Abstract

Advanced efficiency measurement methods usually fall within Stochastic Frontier Analysis (SFA), Data Envelopment Analysis (DEA), or their derivatives. Although SFA has some theoretical advantages, it has been criticized for relying on arbitrary and potentially restrictive assumptions about model specification. One strand of the literature suggests the use of nonparametric SF models to cope with the issue. We follow an alternative path and demonstrate that it is possible to deal with specification uncertainty and potentially restrictive assumptions while maintaining the advantages of the parametric approach. First, we develop a flexible stochastic model based on generalized t and generalized beta of second kind distributions, which encompasses virtually all known parametric SFA specifications. Second, we apply Bayesian inference methods, which are less restrictive than those used so far, and propose feasible approximate alternatives based on maximum likelihood. Third, we pool results from alternative specifications using model averaging.

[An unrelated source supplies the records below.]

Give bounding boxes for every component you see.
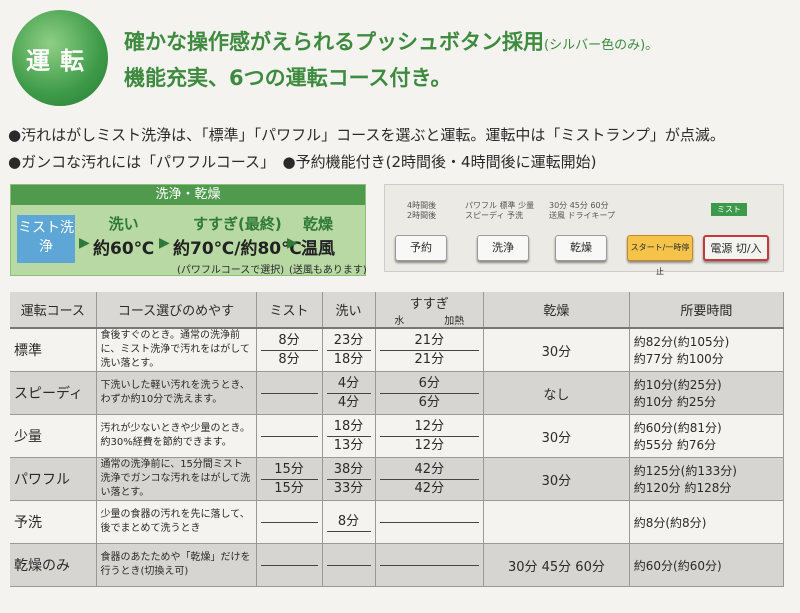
course-name: 予洗 bbox=[10, 500, 97, 544]
rinse-time bbox=[375, 500, 485, 544]
course-desc: 汚れが少ないときや少量のとき。約30%経費を節約できます。 bbox=[96, 414, 257, 458]
rinse-time: 42分 42分 bbox=[375, 457, 485, 501]
mist-time: 15分 15分 bbox=[256, 457, 323, 501]
process-box: 洗浄・乾燥 ミスト洗浄 ▶ 洗い 約60℃ ▶ すすぎ(最終) 約70℃/約80℃ … bbox=[10, 184, 367, 276]
arrow-icon: ▶ bbox=[287, 235, 298, 251]
timer-labels: 4時間後 2時間後 bbox=[407, 201, 437, 220]
arrow-icon: ▶ bbox=[79, 235, 90, 251]
dry-labels: 30分 45分 60分 送風 ドライキープ bbox=[549, 201, 616, 220]
course-desc: 少量の食器の汚れを先に落して、後でまとめて洗うとき bbox=[96, 500, 257, 544]
mist-time bbox=[256, 414, 323, 458]
course-name: パワフル bbox=[10, 457, 97, 501]
headline-2: 機能充実、6つの運転コース付き。 bbox=[124, 66, 452, 90]
course-name: 乾燥のみ bbox=[10, 543, 97, 587]
course-labels: パワフル 標準 少量 スピーディ 予洗 bbox=[465, 201, 535, 220]
control-panel: 4時間後 2時間後 パワフル 標準 少量 スピーディ 予洗 30分 45分 60… bbox=[384, 184, 784, 276]
dry-time: なし bbox=[483, 371, 630, 415]
header-time: 所要時間 bbox=[629, 292, 785, 329]
mist-time bbox=[256, 371, 323, 415]
arrow-icon: ▶ bbox=[159, 235, 170, 251]
header-wash: 洗い bbox=[322, 292, 376, 329]
rinse-time bbox=[375, 543, 485, 587]
table-row: 標準 食後すぐのとき。通常の洗浄前に、ミスト洗浄で汚れをはがして洗い落とす。 8… bbox=[10, 328, 785, 372]
mist-wash-label: ミスト洗浄 bbox=[17, 215, 75, 263]
wash-time bbox=[322, 543, 376, 587]
rinse-label: すすぎ(最終) bbox=[192, 215, 282, 233]
table-row: スピーディ 下洗いした軽い汚れを洗うとき、わずか約10分で洗えます。 4分 4分 … bbox=[10, 371, 785, 415]
dry-button[interactable]: 乾燥 bbox=[555, 235, 607, 261]
header-guide: コース選びのめやす bbox=[96, 292, 257, 329]
table-row: 少量 汚れが少ないときや少量のとき。約30%経費を節約できます。 18分 13分 … bbox=[10, 414, 785, 458]
rinse-note: (パワフルコースで選択) bbox=[177, 265, 285, 276]
dry-type: 温風 bbox=[301, 239, 335, 259]
wash-time: 38分 33分 bbox=[322, 457, 376, 501]
dry-time: 30分 bbox=[483, 414, 630, 458]
table-row: 予洗 少量の食器の汚れを先に落して、後でまとめて洗うとき 8分 約8分(約8分) bbox=[10, 500, 785, 544]
dry-time: 30分 bbox=[483, 328, 630, 372]
total-time: 約60分(約81分) 約55分 約76分 bbox=[629, 414, 785, 458]
total-time: 約60分(約60分) bbox=[629, 543, 785, 587]
wash-temp: 約60℃ bbox=[93, 239, 155, 259]
table-row: パワフル 通常の洗浄前に、15分間ミスト洗浄でガンコな汚れをはがして洗い落とす。… bbox=[10, 457, 785, 501]
total-time: 約10分(約25分) 約10分 約25分 bbox=[629, 371, 785, 415]
mist-time bbox=[256, 543, 323, 587]
process-title: 洗浄・乾燥 bbox=[11, 185, 365, 205]
course-desc: 下洗いした軽い汚れを洗うとき、わずか約10分で洗えます。 bbox=[96, 371, 257, 415]
mist-time bbox=[256, 500, 323, 544]
course-desc: 食器のあたためや「乾燥」だけを行うとき(切換え可) bbox=[96, 543, 257, 587]
course-name: スピーディ bbox=[10, 371, 97, 415]
course-name: 少量 bbox=[10, 414, 97, 458]
wash-time: 23分 18分 bbox=[322, 328, 376, 372]
rinse-temp: 約70℃/約80℃ bbox=[173, 239, 302, 259]
rinse-time: 21分 21分 bbox=[375, 328, 485, 372]
header-dry: 乾燥 bbox=[483, 292, 630, 329]
course-desc: 通常の洗浄前に、15分間ミスト洗浄でガンコな汚れをはがして洗い落とす。 bbox=[96, 457, 257, 501]
course-name: 標準 bbox=[10, 328, 97, 372]
rinse-time: 12分 12分 bbox=[375, 414, 485, 458]
wash-time: 8分 bbox=[322, 500, 376, 544]
total-time: 約8分(約8分) bbox=[629, 500, 785, 544]
power-button[interactable]: 電源 切/入 bbox=[703, 235, 769, 261]
mist-time: 8分 8分 bbox=[256, 328, 323, 372]
total-time: 約82分(約105分) 約77分 約100分 bbox=[629, 328, 785, 372]
dry-time bbox=[483, 500, 630, 544]
course-table: 運転コース コース選びのめやす ミスト 洗い すすぎ水 加熱 乾燥 所要時間 標… bbox=[10, 292, 785, 587]
headline-1: 確かな操作感がえられるプッシュボタン採用(シルバー色のみ)。 bbox=[124, 30, 659, 54]
header-rinse: すすぎ水 加熱 bbox=[375, 292, 485, 329]
table-row: 乾燥のみ 食器のあたためや「乾燥」だけを行うとき(切換え可) 30分 45分 6… bbox=[10, 543, 785, 587]
header-course: 運転コース bbox=[10, 292, 97, 329]
dry-note: (送風もあります) bbox=[289, 265, 367, 276]
header-mist: ミスト bbox=[256, 292, 323, 329]
course-desc: 食後すぐのとき。通常の洗浄前に、ミスト洗浄で汚れをはがして洗い落とす。 bbox=[96, 328, 257, 372]
total-time: 約125分(約133分) 約120分 約128分 bbox=[629, 457, 785, 501]
mist-lamp: ミスト bbox=[711, 203, 747, 216]
wash-label: 洗い bbox=[108, 215, 139, 233]
start-pause-button[interactable]: スタート/一時停止 bbox=[627, 235, 693, 276]
rinse-time: 6分 6分 bbox=[375, 371, 485, 415]
wash-button[interactable]: 洗浄 bbox=[477, 235, 529, 261]
bullet-powerful: ●ガンコな汚れには「パワフルコース」 ●予約機能付き(2時間後・4時間後に運転開… bbox=[8, 153, 597, 171]
bullet-mist: ●汚れはがしミスト洗浄は、「標準」「パワフル」コースを選ぶと運転。運転中は「ミス… bbox=[8, 126, 725, 144]
operation-badge: 運転 bbox=[12, 10, 108, 106]
wash-time: 18分 13分 bbox=[322, 414, 376, 458]
dry-label: 乾燥 bbox=[302, 215, 333, 233]
reserve-button[interactable]: 予約 bbox=[395, 235, 447, 261]
wash-time: 4分 4分 bbox=[322, 371, 376, 415]
dry-time: 30分 bbox=[483, 457, 630, 501]
dry-time: 30分 45分 60分 bbox=[483, 543, 630, 587]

Our focus is on the distributional assumptions regarding the compound error in SFA since this aspect has not been addressed so far in a satisfactory way. However, extensions to other elements of specification uncertainty, like the choice of the frontier functional form, are straightforward. Finally, we show simulations results and analyze two well-researched datasets, for which we obtain probabilistic (density) estimates of efficiency scores that take into account the estimation error and model uncertainty in a formally justified manner.